Recently, the Securities COmmisssion launched a five-year Capital Market Masterplan (CMP3) which serves as a strategic framework for the growth of Malaysia’s capital market. Imposing new tax such as capital gain tax on shares trading would definitely put a spanner on CMP3, Tan said.
“Will the proposed capital gain tax be similar to real property gain tax (RPGT) model? If so, traders would be less tempted to trade frequently which will result in much lesser trading volume,” Tan added.
“The current stamp duty on shares trading enabled government to collect more as trading volume increased. A service tax of six per cent is also imposed on brokerage.
“There is also the issue of the complexity of imposing capital gain tax on share trading. Is there proper study or understanding on trading activities before proposing a capital gain tax on share trading?”
Tan went on to explain one of the reasons for the increase in trading activities in Bursa Malaysia was because of low commissions besides the ease of online trading using computers or mobile apps.
“A trader may make a few trades per day or short period of time and not all trades are going to be profitable. Government will receive revenue through stamp duty and service tax regardless of whether it is profit or loss.
“By imposing a capital gain tax, will the trader be able to deduct his losing trades against profitable trades?
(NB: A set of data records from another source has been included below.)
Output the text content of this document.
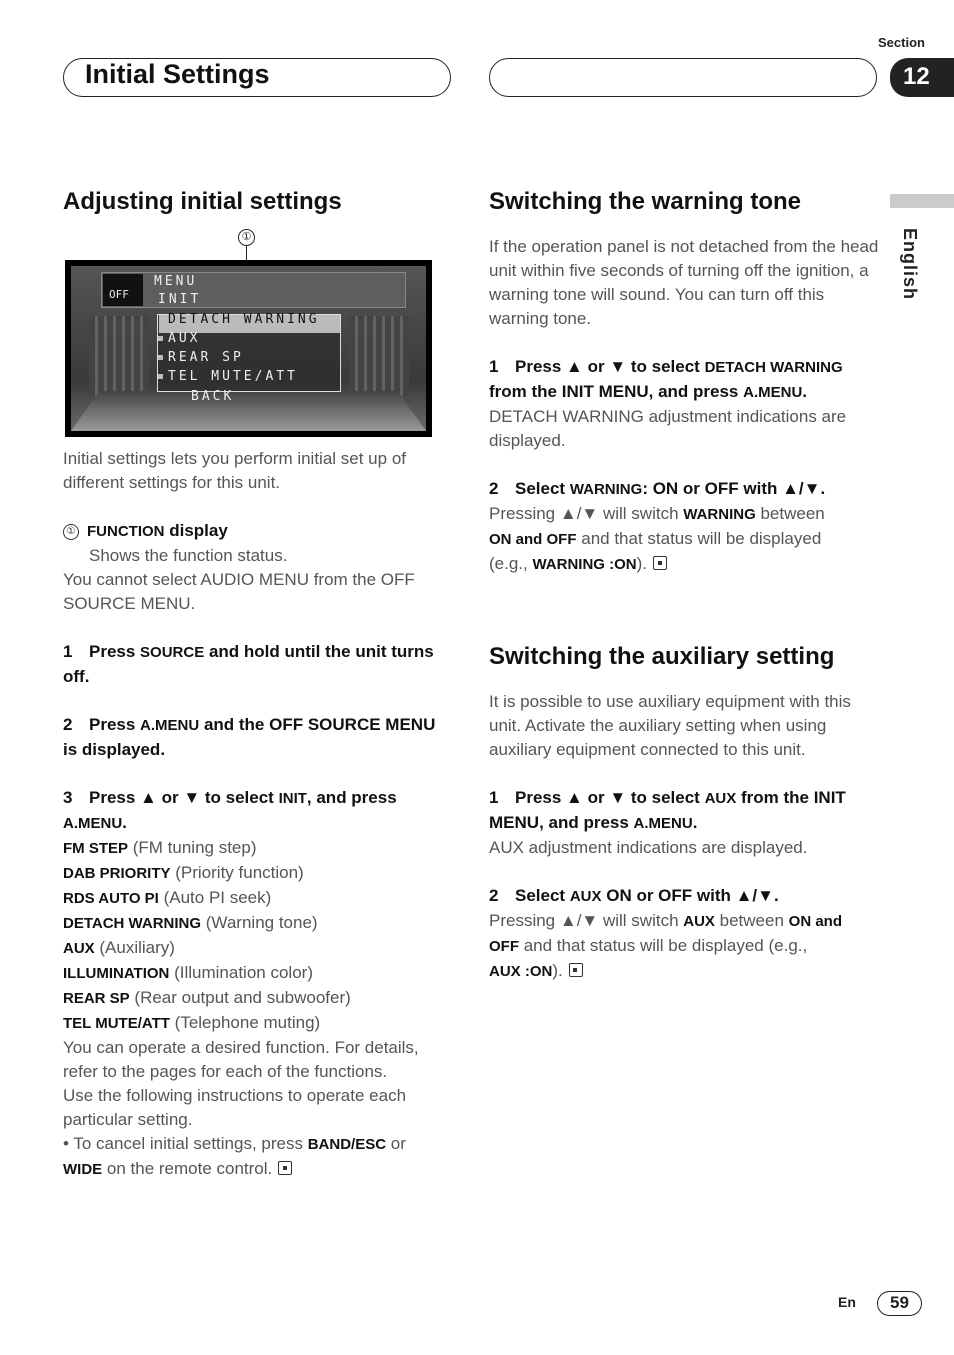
Initial Settings
Section
12
English
Adjusting initial settings
①
OFF
MENU
INIT
DETACH WARNING
AUX
REAR SP
TEL MUTE/ATT
BACK

Initial settings lets you perform initial set up of different settings for this unit.

① FUNCTION display

Shows the function status.

You cannot select AUDIO MENU from the OFF SOURCE MENU.

1 Press SOURCE and hold until the unit turns off.

2 Press A.MENU and the OFF SOURCE MENU is displayed.

3 Press ▲ or ▼ to select INIT, and press
A.MENU.

FM STEP (FM tuning step)

DAB PRIORITY (Priority function)

RDS AUTO PI (Auto PI seek)

DETACH WARNING (Warning tone)

AUX (Auxiliary)

ILLUMINATION (Illumination color)

REAR SP (Rear output and subwoofer)

TEL MUTE/ATT (Telephone muting)

You can operate a desired function. For details, refer to the pages for each of the functions.

Use the following instructions to operate each particular setting.

• To cancel initial settings, press BAND/ESC or
WIDE on the remote control.

Switching the warning tone

If the operation panel is not detached from the head unit within five seconds of turning off the ignition, a warning tone will sound. You can turn off this warning tone.

1 Press ▲ or ▼ to select DETACH WARNING
from the INIT MENU, and press A.MENU.

DETACH WARNING adjustment indications are displayed.

2 Select WARNING: ON or OFF with ▲/▼.

Pressing ▲/▼ will switch WARNING between
ON and OFF and that status will be displayed
(e.g., WARNING :ON).

Switching the auxiliary setting

It is possible to use auxiliary equipment with this unit. Activate the auxiliary setting when using auxiliary equipment connected to this unit.

1 Press ▲ or ▼ to select AUX from the INIT
MENU, and press A.MENU.

AUX adjustment indications are displayed.

2 Select AUX ON or OFF with ▲/▼.

Pressing ▲/▼ will switch AUX between ON and
OFF and that status will be displayed (e.g.,
AUX :ON).

En	59
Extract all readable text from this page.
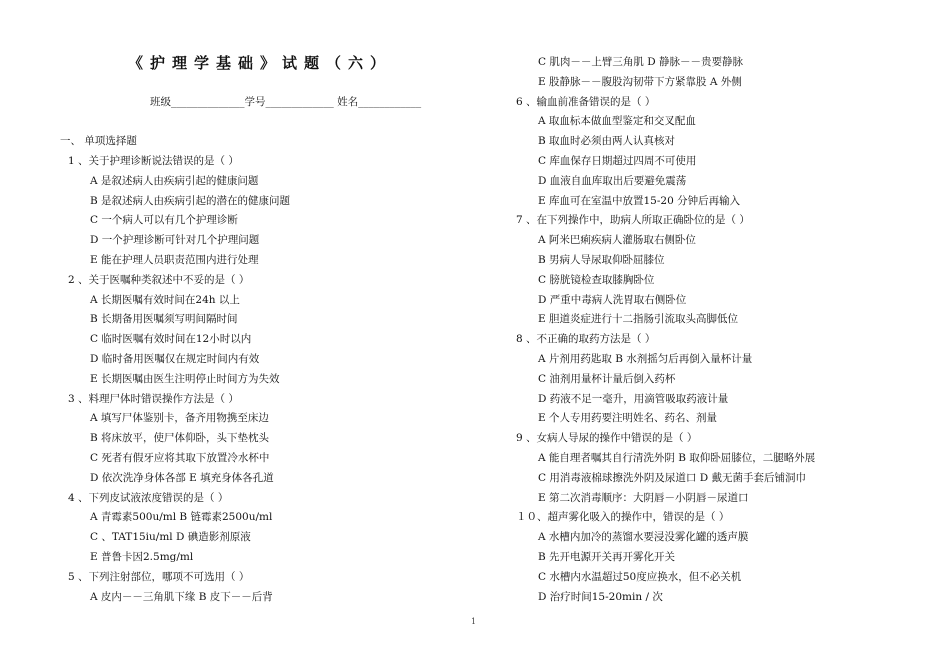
《护理学基础》试题（六）
班级______________学号_____________ 姓名____________
一、 单项选择题
1 、关于护理诊断说法错误的是（ ）
A 是叙述病人由疾病引起的健康问题
B 是叙述病人由疾病引起的潜在的健康问题
C 一个病人可以有几个护理诊断
D 一个护理诊断可针对几个护理问题
E 能在护理人员职责范围内进行处理
2 、关于医嘱种类叙述中不妥的是（ ）
A 长期医嘱有效时间在24h 以上
B 长期备用医嘱须写明间隔时间
C 临时医嘱有效时间在12小时以内
D 临时备用医嘱仅在规定时间内有效
E 长期医嘱由医生注明停止时间方为失效
3 、料理尸体时错误操作方法是（ ）
A 填写尸体鉴别卡，备齐用物携至床边
B 将床放平，使尸体仰卧，头下垫枕头
C 死者有假牙应将其取下放置冷水杯中
D 依次洗净身体各部 E 填充身体各孔道
4 、下列皮试液浓度错误的是（ ）
A 青霉素500u/ml B 链霉素2500u/ml
C 、TAT15iu/ml D 碘造影剂原液
E 普鲁卡因2.5mg/ml
5 、下列注射部位，哪项不可选用（ ）
A 皮内－－三角肌下缘 B 皮下－－后背
C 肌肉－－上臂三角肌 D 静脉－－贵要静脉
E 股静脉－－腹股沟韧带下方紧靠股 A 外侧
6 、输血前准备错误的是（ ）
A 取血标本做血型鉴定和交叉配血
B 取血时必须由两人认真核对
C 库血保存日期超过四周不可使用
D 血液自血库取出后要避免震荡
E 库血可在室温中放置15-20 分钟后再输入
7 、在下列操作中，助病人所取正确卧位的是（ ）
A 阿米巴痢疾病人灌肠取右侧卧位
B 男病人导尿取仰卧屈膝位
C 膀胱镜检查取膝胸卧位
D 严重中毒病人洗胃取右侧卧位
E 胆道炎症进行十二指肠引流取头高脚低位
8 、不正确的取药方法是（ ）
A 片剂用药匙取 B 水剂摇匀后再倒入量杯计量
C 油剂用量杯计量后倒入药杯
D 药液不足一毫升，用滴管吸取药液计量
E 个人专用药要注明姓名、药名、剂量
9 、女病人导尿的操作中错误的是（ ）
A 能自理者嘱其自行清洗外阴 B 取仰卧屈膝位，二腿略外展
C 用消毒液棉球擦洗外阴及尿道口 D 戴无菌手套后铺洞巾
E 第二次消毒顺序：大阴唇－小阴唇－尿道口
１０、超声雾化吸入的操作中，错误的是（ ）
A 水槽内加冷的蒸馏水要浸没雾化罐的透声膜
B 先开电源开关再开雾化开关
C 水槽内水温超过50度应换水，但不必关机
D 治疗时间15-20min / 次
1
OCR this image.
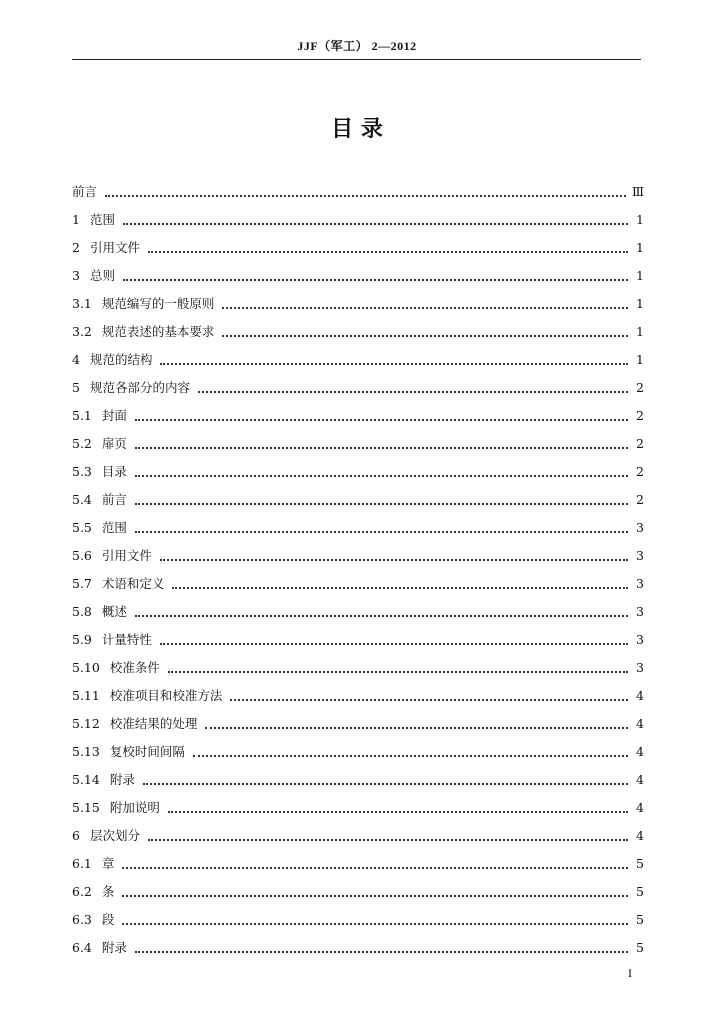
JJF（军工） 2—2012
目 录
前言	Ⅲ
1 范围	1
2 引用文件	1
3 总则	1
3.1 规范编写的一般原则	1
3.2 规范表述的基本要求	1
4 规范的结构	1
5 规范各部分的内容	2
5.1 封面	2
5.2 扉页	2
5.3 目录	2
5.4 前言	2
5.5 范围	3
5.6 引用文件	3
5.7 术语和定义	3
5.8 概述	3
5.9 计量特性	3
5.10 校准条件	3
5.11 校准项目和校准方法	4
5.12 校准结果的处理	4
5.13 复校时间间隔	4
5.14 附录	4
5.15 附加说明	4
6 层次划分	4
6.1 章	5
6.2 条	5
6.3 段	5
6.4 附录	5
I
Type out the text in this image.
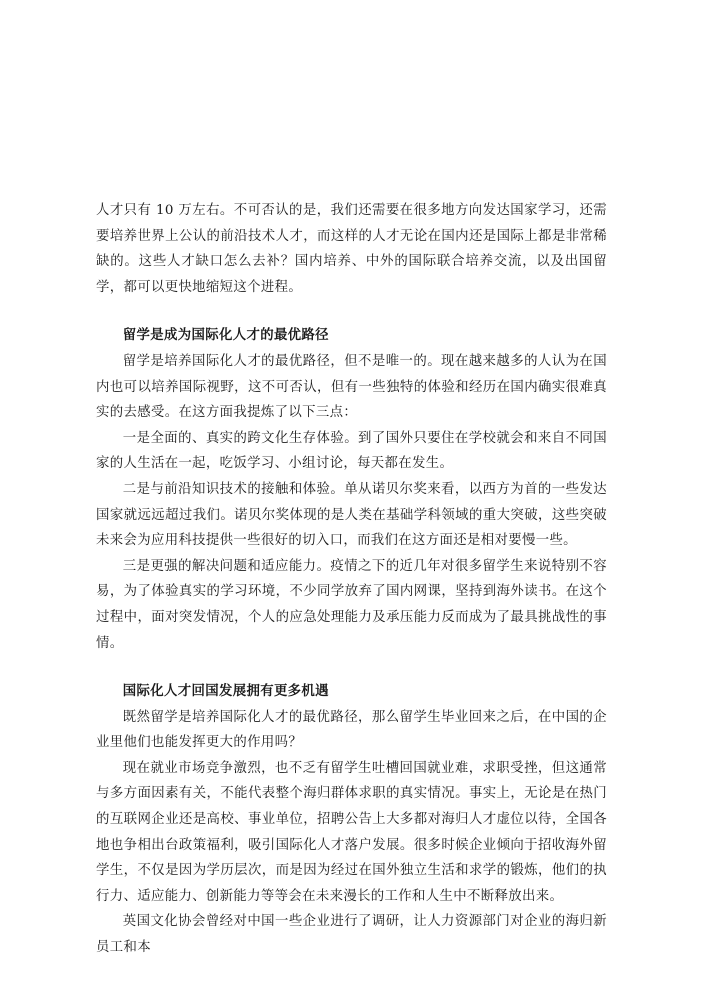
人才只有 10 万左右。不可否认的是，我们还需要在很多地方向发达国家学习，还需要培养世界上公认的前沿技术人才，而这样的人才无论在国内还是国际上都是非常稀缺的。这些人才缺口怎么去补？国内培养、中外的国际联合培养交流，以及出国留学，都可以更快地缩短这个进程。

留学是成为国际化人才的最优路径

留学是培养国际化人才的最优路径，但不是唯一的。现在越来越多的人认为在国内也可以培养国际视野，这不可否认，但有一些独特的体验和经历在国内确实很难真实的去感受。在这方面我提炼了以下三点：

一是全面的、真实的跨文化生存体验。到了国外只要住在学校就会和来自不同国家的人生活在一起，吃饭学习、小组讨论，每天都在发生。

二是与前沿知识技术的接触和体验。单从诺贝尔奖来看，以西方为首的一些发达国家就远远超过我们。诺贝尔奖体现的是人类在基础学科领域的重大突破，这些突破未来会为应用科技提供一些很好的切入口，而我们在这方面还是相对要慢一些。

三是更强的解决问题和适应能力。疫情之下的近几年对很多留学生来说特别不容易，为了体验真实的学习环境，不少同学放弃了国内网课，坚持到海外读书。在这个过程中，面对突发情况，个人的应急处理能力及承压能力反而成为了最具挑战性的事情。

国际化人才回国发展拥有更多机遇

既然留学是培养国际化人才的最优路径，那么留学生毕业回来之后，在中国的企业里他们也能发挥更大的作用吗？

现在就业市场竞争激烈，也不乏有留学生吐槽回国就业难，求职受挫，但这通常与多方面因素有关，不能代表整个海归群体求职的真实情况。事实上，无论是在热门的互联网企业还是高校、事业单位，招聘公告上大多都对海归人才虚位以待，全国各地也争相出台政策福利，吸引国际化人才落户发展。很多时候企业倾向于招收海外留学生，不仅是因为学历层次，而是因为经过在国外独立生活和求学的锻炼，他们的执行力、适应能力、创新能力等等会在未来漫长的工作和人生中不断释放出来。

英国文化协会曾经对中国一些企业进行了调研，让人力资源部门对企业的海归新员工和本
As a rule of thumb the more frequent a person trades the more likely he will end up losing over the long term,” Tan explanied.
“There is perception by some that trader can easily make a few thousands ringgit daily trading and should pay a capital gain tax. Anyone who can use a smart phone trading online is as easy as ABC and very low capital is needed to start trading.
“If profit can be made so easily through trading they would be not be so many people in financial difficulties from raising white flags to seeking financial assistance.
“Capital gain tax on stock market would not only result in government collecting less revenue but deprive the capital market of the much needed fund.”